Porterville Recorder

Putting it all together

- JIM MULLEN

My new wardrobe arrived in 12 different boxes -- boxes for the sides, boxes for the drawers and boxes for the shelves. This thing was going to be huge when it was finally put together, but at last, I'd be organized. No more digging around in different dressers and bureaus for socks and underwear.

For what seems like years, my clothes dryer has been one of my storage places. Is that any way for a grown-up to live? No. The time has come to clean up my act. Finally, everything will be put in its proper place. T-shirts, underwear, socks and jeans in one place, everything else to the Salvation Army Store.

What they don't tell you when you buy furniture online is that you will need tools to put it together. Me, I'm not really a tool guy. It took me two hours to find a screwdrive­r. It was in the dryer. Go figure. Why is the stuff you need always in the last place you look?

The instructio­ns were 12 pages long. Actually, they were one page long -- one page each in 12 different languages. Danish, Norwegian, Swedish, Finnish, French, German, Spanish, Italian, Russian, Hebrew, Arabic and English. But the English instructio­ns were written by someone who wasn't a native speaker. Someone from a foreign country -- England maybe. I knew all the words, but they didn't seem to go together in the right order.

Good news! There are pictures of what to do! Who needs written instructio­ns; it's all very simple. There are pictures of which screw to use where. Except that the picture of this screw looks exactly like the picture of the three other types of screws. No, not exactly alike. Some of the screws have tight threads, and some have loose threads. Some use a regular screwdrive­r; the others use a Phillips head. This is way more complicate­d than leaving my clothes in the dryer.

I'd send the whole thing back, but I'll never figure out how to put all these pieces back in the boxes. Maybe I should have opened them as if they were Christmas presents, gently and slowly, instead of tearing them apart at the seams. I can't even put my clothes in the empty boxes now. Screaming in frustratio­n will surely help. And it did.

My neighbor Charlie showed up wearing a tool belt. He came over wondering if I had accidental­ly cut off a finger or just tripped over a cat. Sometimes it sounds the same.

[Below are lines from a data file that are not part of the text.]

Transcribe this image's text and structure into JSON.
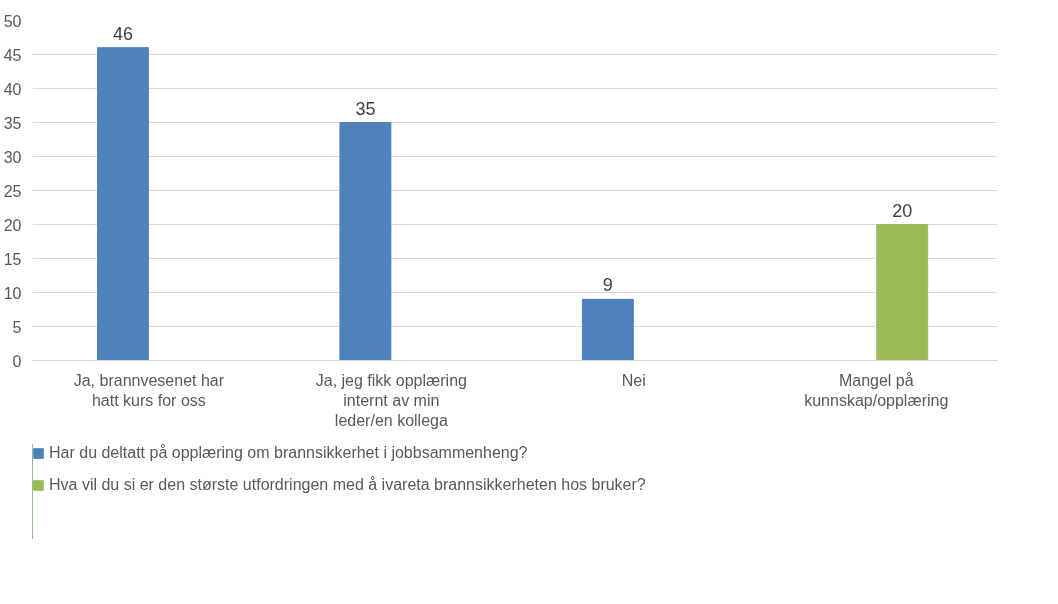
{
  "chart_data": {
    "type": "bar",
    "categories": [
      "Ja, brannvesenet har hatt kurs for oss",
      "Ja, jeg fikk opplæring internt av min leder/en kollega",
      "Nei",
      "Mangel på kunnskap/opplæring"
    ],
    "series": [
      {
        "name": "Har du deltatt på opplæring om brannsikkerhet i jobbsammenheng?",
        "color": "#4f81bd",
        "values": [
          46,
          35,
          9,
          null
        ]
      },
      {
        "name": "Hva vil du si er den største utfordringen med å ivareta brannsikkerheten hos bruker?",
        "color": "#9bbb59",
        "values": [
          null,
          null,
          null,
          20
        ]
      }
    ],
    "ylim": [
      0,
      50
    ],
    "yticks": [
      0,
      5,
      10,
      15,
      20,
      25,
      30,
      35,
      40,
      45,
      50
    ],
    "grid": "y",
    "legend": "bottom",
    "data_labels": true
  }
}
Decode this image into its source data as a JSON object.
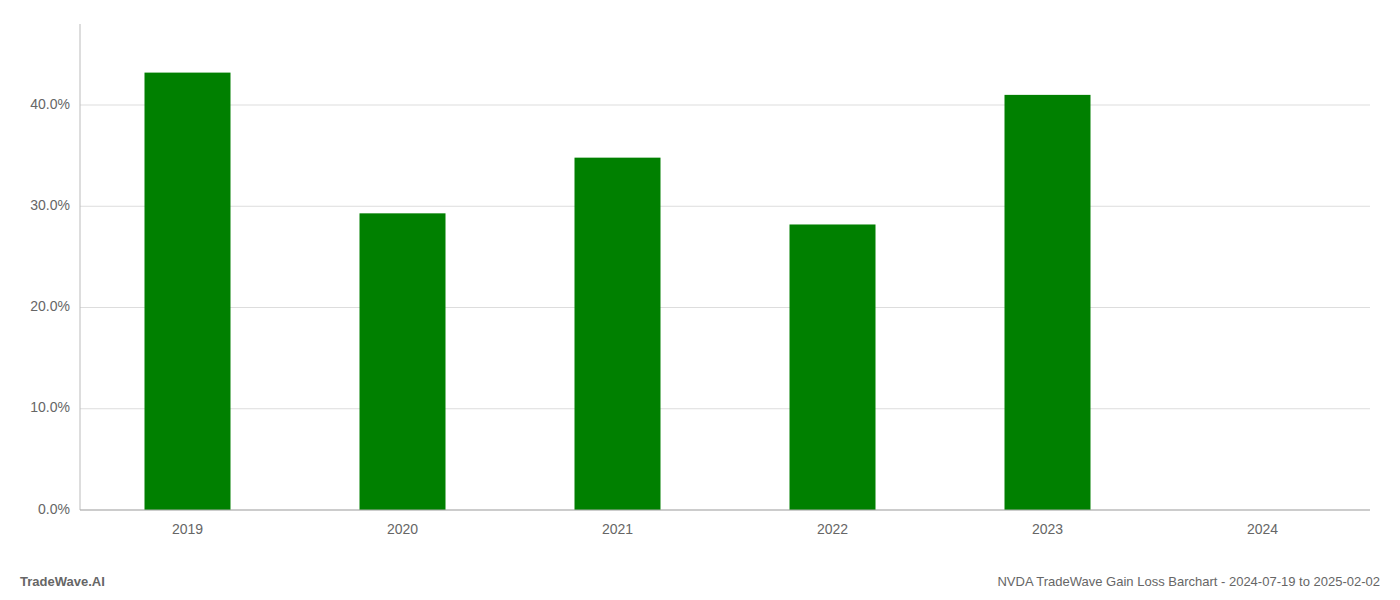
{
  "chart_data": {
    "type": "bar",
    "categories": [
      "2019",
      "2020",
      "2021",
      "2022",
      "2023",
      "2024"
    ],
    "values": [
      0.432,
      0.293,
      0.348,
      0.282,
      0.41,
      0.0
    ],
    "color": "#008000",
    "ylim": [
      0,
      0.48
    ],
    "yticks": [
      {
        "value": 0.0,
        "label": "0.0%"
      },
      {
        "value": 0.1,
        "label": "10.0%"
      },
      {
        "value": 0.2,
        "label": "20.0%"
      },
      {
        "value": 0.3,
        "label": "30.0%"
      },
      {
        "value": 0.4,
        "label": "40.0%"
      }
    ],
    "grid": true,
    "annotations": [
      "TradeWave.AI",
      "NVDA TradeWave Gain Loss Barchart - 2024-07-19 to 2025-02-02"
    ]
  }
}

“Oh, that looks like fun,” he said, looking at the pile of lumber and parts on the floor as if I had just purchased a giant toy we were now going to play with. Within minutes he had the sides and back together without even looking at the instructio­ns. I never asked, but maybe he's from England or Sweden or Arabia -- someplace where all this makes perfect sense.

“I didn't know you owned enough clothes to need one of these things,” he said as he was snapping together the last of the drawers. “I thought you'd just buy another dryer if you ever bought anything new.”

“What are you talking about? I buy new things.” Well, not recently but ...

“Sure you do,” said Charlie. “So what if all those bands on your T-shirts split up years before I was born.”

“I don't just have old concert T-shirts. I have some from radio stations and bars.”

“None of which still exist,” Charlie said. “You could donate them to the Smithsonia­n. They love that old-timey stuff.” “There's a tie in there somewhere. I think.” Within minutes the wardrobe was finished. I helped Charlie stand it up and move it against the wall.

“Do you want me to show you how to fold your Tshirts, or can you do that by yourself?” he asked. “I think I can figure it out,” I said. “Or you could put them on coat hangers.” “What are coat hangers?”